No entanto, a partir de um esforço interpretativo maior, há quem defenda, por outro lado, que o testamento não se rompe imediata e totalmente. Assim, no entendimento dessa outra linha de pensamento – adotada por outra parte da jurisprudência – se o descendente (ou outro herdeiro necessário) que sobreveio ao testador era dele conhecido quando testou, então deliberadamente o testador não quis incluí-lo em suas disposições de última vontade. Nessa situação, entende-se pela redução das disposições até o ponto de ser respeitada a legítima, ou seja, o testamento permanece válido no que toca a 50% do patrimônio do testador, na medida em que essa é a parte que ele livremente poderia dispor caso possuísse herdeiros necessários.
A discussão acima apontada – sobre o rompimento total ou não do testamento – caminha para o consenso sobre determinada vertente: o fato de o testador já possuir, no ato do testamento, algum outro herdeiro necessário.
Nesse caso, as vozes se reúnem para afirmar que o testamento se mantém hígido, não se falando em rompimento, porque necessariamente a legítima já estava resguardada nessa situação. A consequência da superveniência de outro herdeiro necessário, conhecido ou não, nessa hipótese, é apenas uma nova repartição da legítima.
Em termos ilustrativos: se uma pessoa, possuindo dois filhos, fizer um testamento, obrigatoriamente só poderá dispor de 50% de seu patrimônio, dado que os 50% restantes ficam protegidos por comporem a legítima. Assim, sobrevindo um terceiro filho que o testador desconhecia ou não possuía, não há se falar em rompimento de testamento.

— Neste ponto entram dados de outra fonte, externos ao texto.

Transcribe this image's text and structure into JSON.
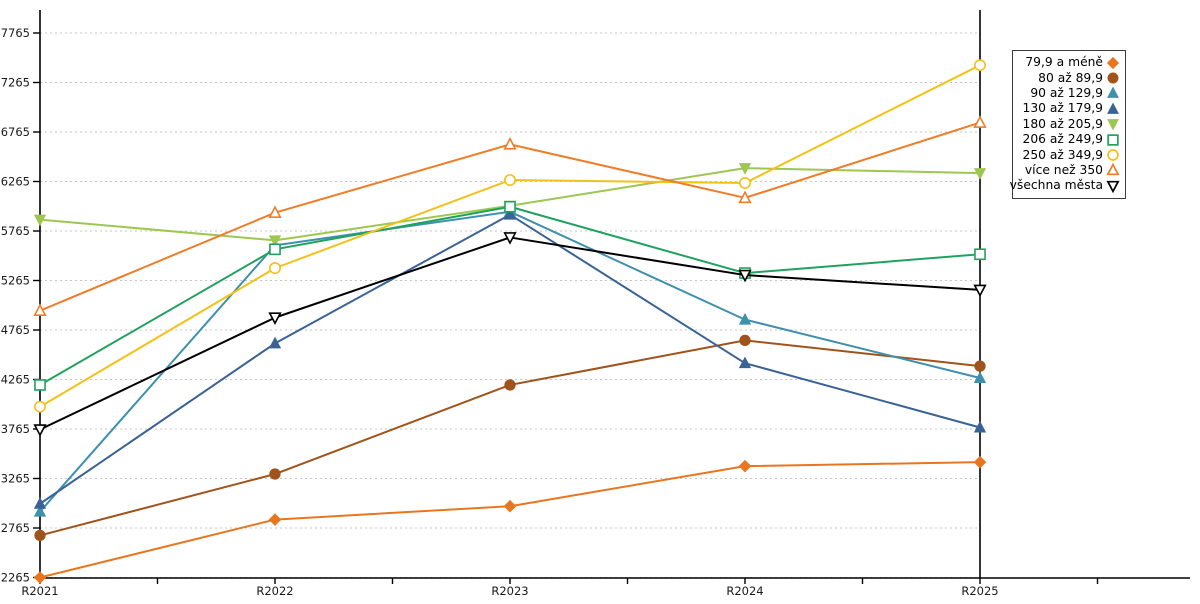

Aqui, a legítima que antes seria dividida por dois, passará a ser dividida por três, vindo cada um dos filhos a receber a terça parte desses 50% do patrimônio que já lhes era reservado por força de lei.
Com efeito, é possível notar que a figura do rompimento de testamento tende a afetar mais severamente quem testa desconhecendo a existência de herdeiros necessários, isto é, quem faz testamento dispondo da integralidade de seus bens, na medida em que possui a inicial percepção de que não há obrigatoriedade de respeito à legítima.
Por isso, para evitar que o rompimento total aconteça, fulminando o que seria a disposição de última vontade, ou mesmo evitar um desgaste judicial relevante e recheado de incertezas para os herdeiros testamentários, é válido voltar a atenção para a disposição contida no artigo 1.975 do Código Civil.
Esse dispositivo permite, pode-se assim dizer, a estipulação de uma cláusula subsidiária, no sentido de que, mesmo sobrevindo herdeiro necessário não existente ou não conhecido pelo testador quando testou, o testamento permanecerá válido no que toca aos 50% disponíveis do patrimônio, ficando todo e qualquer tipo de herdeiro necessário excluído expressamente dessa parte da herança.
Com essa providência, preserva-se ao menos a metade em benefício dos herdeiros testamentários, evitando relegar a eles um duro litígio cujo resultado, diante da indefinição da jurisprudência, pode levá-los a nada.
Ana Luiza Ribeiro Naback Salgado é advogada pós-graduada em Direito Civil e Processo Civil e associada do departamento de wealth planning & tax do BLS Advogados, em Minas Gerais.